Remco Barendse redhat@barendse.to wrote:
That's not entirely correct. The 3Ware disks almost use standard raid format,
There is no "standard RAID format."
Different vendors -- be it hardware or FRAID -- as well OS software organizations use different offsets, blocking, etc... for RAID-0, 10, 3, 4, 5, etc... But the overwhelming majority of RAID implementations have a "meta-data block" or set of blocks that describe this organization. It's done so drivers, firmware or even other cards from the same vendor/code can read the disk organization.
The Device Mapper (DM) work is able to read some of these meta-data blocks to understand RAID-0, 10 and even "1e" (2 disc RAID-10, long story).
About the _only_ "industry standard" is RAID-1. I haven't seen a vendor yet who didn't do straight mirroring -- 1 sector to 1 sector.

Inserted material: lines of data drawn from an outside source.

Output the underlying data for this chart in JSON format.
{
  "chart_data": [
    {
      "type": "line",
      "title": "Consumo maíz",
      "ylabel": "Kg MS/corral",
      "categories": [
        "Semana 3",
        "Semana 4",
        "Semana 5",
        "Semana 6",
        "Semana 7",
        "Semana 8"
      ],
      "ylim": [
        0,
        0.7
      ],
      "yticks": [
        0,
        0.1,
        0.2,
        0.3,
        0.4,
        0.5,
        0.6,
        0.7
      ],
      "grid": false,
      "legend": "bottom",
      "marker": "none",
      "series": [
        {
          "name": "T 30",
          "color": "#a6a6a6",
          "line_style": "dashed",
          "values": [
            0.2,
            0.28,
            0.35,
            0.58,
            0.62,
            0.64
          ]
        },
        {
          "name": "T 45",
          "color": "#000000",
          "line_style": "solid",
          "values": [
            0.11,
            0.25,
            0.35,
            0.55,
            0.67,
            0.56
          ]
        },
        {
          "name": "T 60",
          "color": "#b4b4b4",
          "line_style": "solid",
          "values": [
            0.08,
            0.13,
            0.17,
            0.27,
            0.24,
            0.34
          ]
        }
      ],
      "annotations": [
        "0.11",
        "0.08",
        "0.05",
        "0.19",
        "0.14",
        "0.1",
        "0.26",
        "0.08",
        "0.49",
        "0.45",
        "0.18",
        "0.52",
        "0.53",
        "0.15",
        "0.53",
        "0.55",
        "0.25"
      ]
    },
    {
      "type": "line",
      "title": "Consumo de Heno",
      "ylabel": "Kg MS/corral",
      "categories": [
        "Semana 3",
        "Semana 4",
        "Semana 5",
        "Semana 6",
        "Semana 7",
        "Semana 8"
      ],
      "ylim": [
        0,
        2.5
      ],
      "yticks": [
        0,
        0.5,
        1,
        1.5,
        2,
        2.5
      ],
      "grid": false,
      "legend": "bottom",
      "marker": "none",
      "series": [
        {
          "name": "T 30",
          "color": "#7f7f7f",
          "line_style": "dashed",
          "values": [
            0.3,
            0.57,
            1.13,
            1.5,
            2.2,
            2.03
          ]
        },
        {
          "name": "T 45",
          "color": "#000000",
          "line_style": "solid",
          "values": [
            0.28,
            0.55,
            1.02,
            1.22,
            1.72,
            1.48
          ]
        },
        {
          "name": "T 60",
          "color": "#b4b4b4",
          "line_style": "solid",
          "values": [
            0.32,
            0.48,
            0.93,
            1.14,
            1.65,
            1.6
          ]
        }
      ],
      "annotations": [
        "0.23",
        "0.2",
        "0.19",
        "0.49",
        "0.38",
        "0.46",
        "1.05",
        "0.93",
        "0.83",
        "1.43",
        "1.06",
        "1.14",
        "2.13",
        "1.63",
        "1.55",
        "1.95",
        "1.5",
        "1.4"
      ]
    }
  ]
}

it's just the raid block on each disk that is written at the end of the disk I believe instead of at the beginning.
Again, you are talking about the meta-data block(s). That's different. 3Ware adds those, yes. It's mainly for managing the disk. Most vendors do put them at the end, yes. But vendors differ on their meta-data blocks. But most have been reverse engineered and documented.
I'm talking about being able to take a standalone disk and put it into a RAID-1 array on a 3Ware card. You can because RAID-1, unlike RAID-0, 10 or 5 on a 3Ware card, does _not_ stripe data in 32KiB (default) blocks.
About a year a go we rescued all data from a series of PATA disks from a friend of mine when his 3Ware went bust. We were able to start the array in software raid with the right parameters. Google was my friend then
Was it RAID-1? Or RAID-10 or 5?
RAID-1 volumes are _extremely_easy_ to read.
RAID-0, 10 or (not yet?) 5 requires Device Mapper (DM) or another software implementation _must_ read the 3Ware meta-data blocks so it can understand the striping/blocking organization. Not being able to read the meta-data blocks will prevent you from finding the _exact_ striping positions and blocking size (32KiB is the default) for RAID-0, 10 and 5.
But RAID-1 is just straight mirroring. It's not as important if you can't read the meta-data block.